Si ce genre de trafic existait depuis plusieurs années, elles auraient augmenté de fréquence au cours de ces trois dernières années selon le DG de la douane, Lainkana Zafivanona Ernest. Les modes opératoires sont presque connus de la douane et les modes de camouflage sont de plus en plus diversifiés selon les explications, d’où la pertinence de renforcer les moyens de sécurité issus de la technologie.

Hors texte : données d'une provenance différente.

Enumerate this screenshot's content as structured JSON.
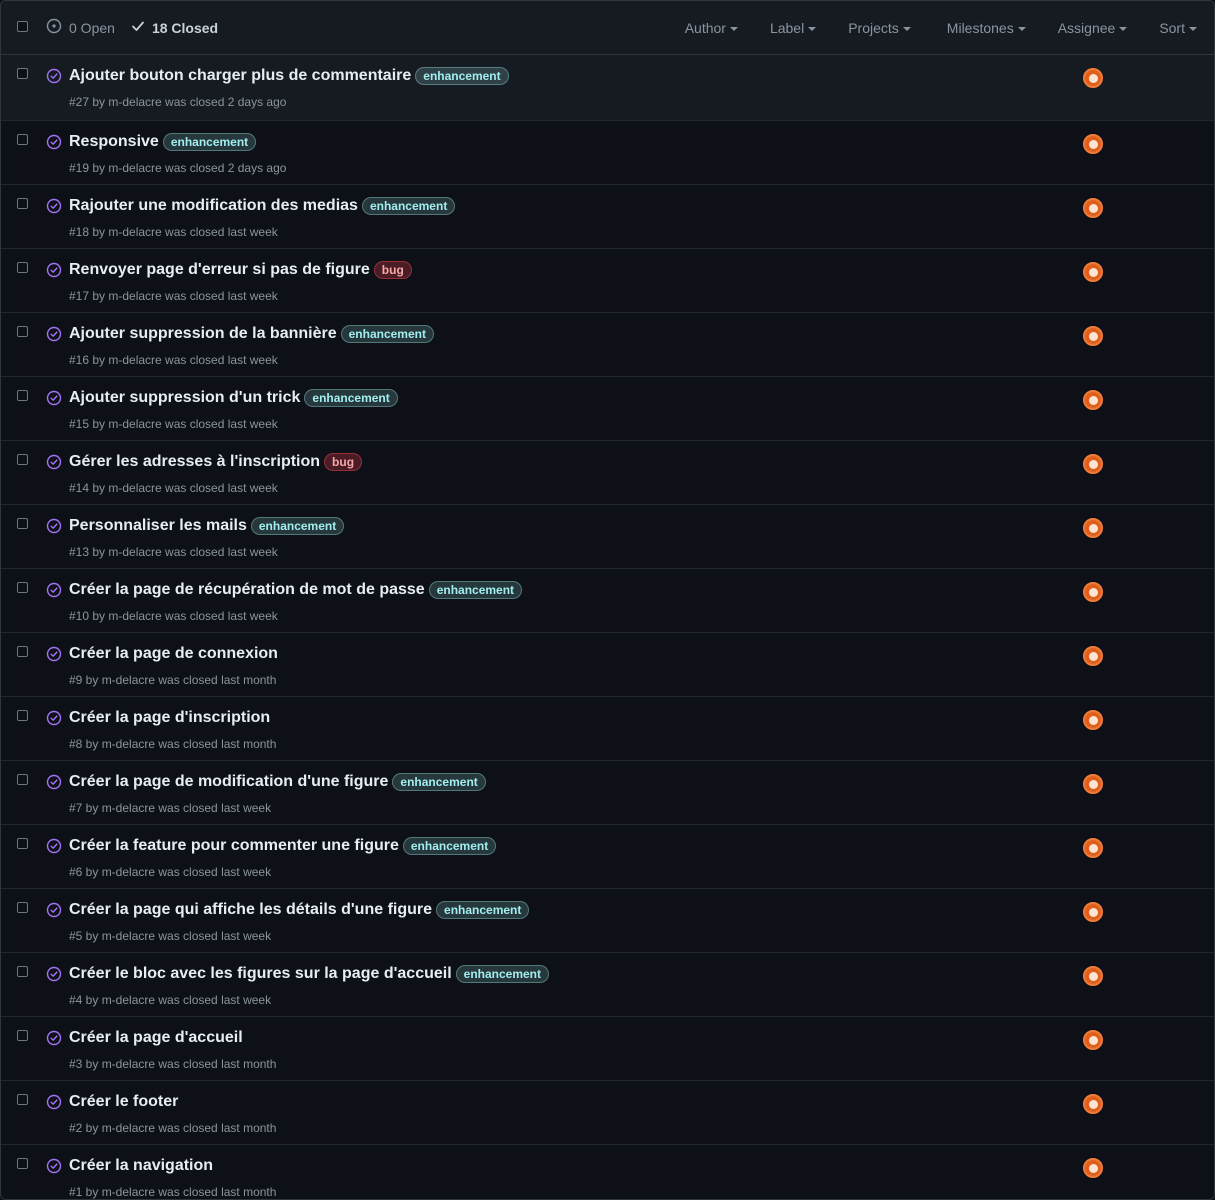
{
  "header": {
    "open_label": "0 Open",
    "closed_label": "18 Closed",
    "filters": [
      {
        "label": "Author",
        "icon": "caret-down-icon"
      },
      {
        "label": "Label",
        "icon": "caret-down-icon"
      },
      {
        "label": "Projects",
        "icon": "caret-down-icon"
      },
      {
        "label": "Milestones",
        "icon": "caret-down-icon"
      },
      {
        "label": "Assignee",
        "icon": "caret-down-icon"
      },
      {
        "label": "Sort",
        "icon": "caret-down-icon"
      }
    ]
  },
  "colors": {
    "closed_icon": "#a371f7",
    "enhancement": "#a2eeef",
    "bug": "#d73a4a",
    "avatar": "#e0601b"
  },
  "issues": [
    {
      "title": "Ajouter bouton charger plus de commentaire",
      "label": "enhancement",
      "meta": "#27 by m-delacre was closed 2 days ago"
    },
    {
      "title": "Responsive",
      "label": "enhancement",
      "meta": "#19 by m-delacre was closed 2 days ago"
    },
    {
      "title": "Rajouter une modification des medias",
      "label": "enhancement",
      "meta": "#18 by m-delacre was closed last week"
    },
    {
      "title": "Renvoyer page d'erreur si pas de figure",
      "label": "bug",
      "meta": "#17 by m-delacre was closed last week"
    },
    {
      "title": "Ajouter suppression de la bannière",
      "label": "enhancement",
      "meta": "#16 by m-delacre was closed last week"
    },
    {
      "title": "Ajouter suppression d'un trick",
      "label": "enhancement",
      "meta": "#15 by m-delacre was closed last week"
    },
    {
      "title": "Gérer les adresses à l'inscription",
      "label": "bug",
      "meta": "#14 by m-delacre was closed last week"
    },
    {
      "title": "Personnaliser les mails",
      "label": "enhancement",
      "meta": "#13 by m-delacre was closed last week"
    },
    {
      "title": "Créer la page de récupération de mot de passe",
      "label": "enhancement",
      "meta": "#10 by m-delacre was closed last week"
    },
    {
      "title": "Créer la page de connexion",
      "label": "",
      "meta": "#9 by m-delacre was closed last month"
    },
    {
      "title": "Créer la page d'inscription",
      "label": "",
      "meta": "#8 by m-delacre was closed last month"
    },
    {
      "title": "Créer la page de modification d'une figure",
      "label": "enhancement",
      "meta": "#7 by m-delacre was closed last week"
    },
    {
      "title": "Créer la feature pour commenter une figure",
      "label": "enhancement",
      "meta": "#6 by m-delacre was closed last week"
    },
    {
      "title": "Créer la page qui affiche les détails d'une figure",
      "label": "enhancement",
      "meta": "#5 by m-delacre was closed last week"
    },
    {
      "title": "Créer le bloc avec les figures sur la page d'accueil",
      "label": "enhancement",
      "meta": "#4 by m-delacre was closed last week"
    },
    {
      "title": "Créer la page d'accueil",
      "label": "",
      "meta": "#3 by m-delacre was closed last month"
    },
    {
      "title": "Créer le footer",
      "label": "",
      "meta": "#2 by m-delacre was closed last month"
    },
    {
      "title": "Créer la navigation",
      "label": "",
      "meta": "#1 by m-delacre was closed last month"
    }
  ]
}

La raison de cette affluence de trafic serait incitée par la volonté des trafiquants d’échapper à l’obligation de rapatriement de devises issues des ventes de ces types de marchandises. Leurs déclarations ne sont pas soumises à un paiement de taxe et de droit de douane, par contre chaque déclarant est obligé de signer un engagement de rapatriement, ce qui amène les opérateurs du secteur à dissimuler leurs produits selon les précisions du DG de la Douane malagasy.

Si ce rapatriement demeure encore une lacune, les devises issues de ressources naturelles malagasy sont souvent convertis en différents types d’importation de marchandises et sont ensuite transformées en divers types d’investissement à Madagascar selon toujours le DG de la douane.

L’analyse des données synthétisées par la douane aurait permis de dire que le trafic de pierre précieuse est surtout à attribuer aux Sri-lankais par contre le trafic d’Or est fait par des « mules » (convoyeurs) d’origine malagasy.

L’individu a été remis aux autorités et les marchandises seront mises à la disposition de la Banky Foiben’i Madagasikara. Le dossier sera par contre directement déférer auprès du PAC selon les précisions du DG de la douane.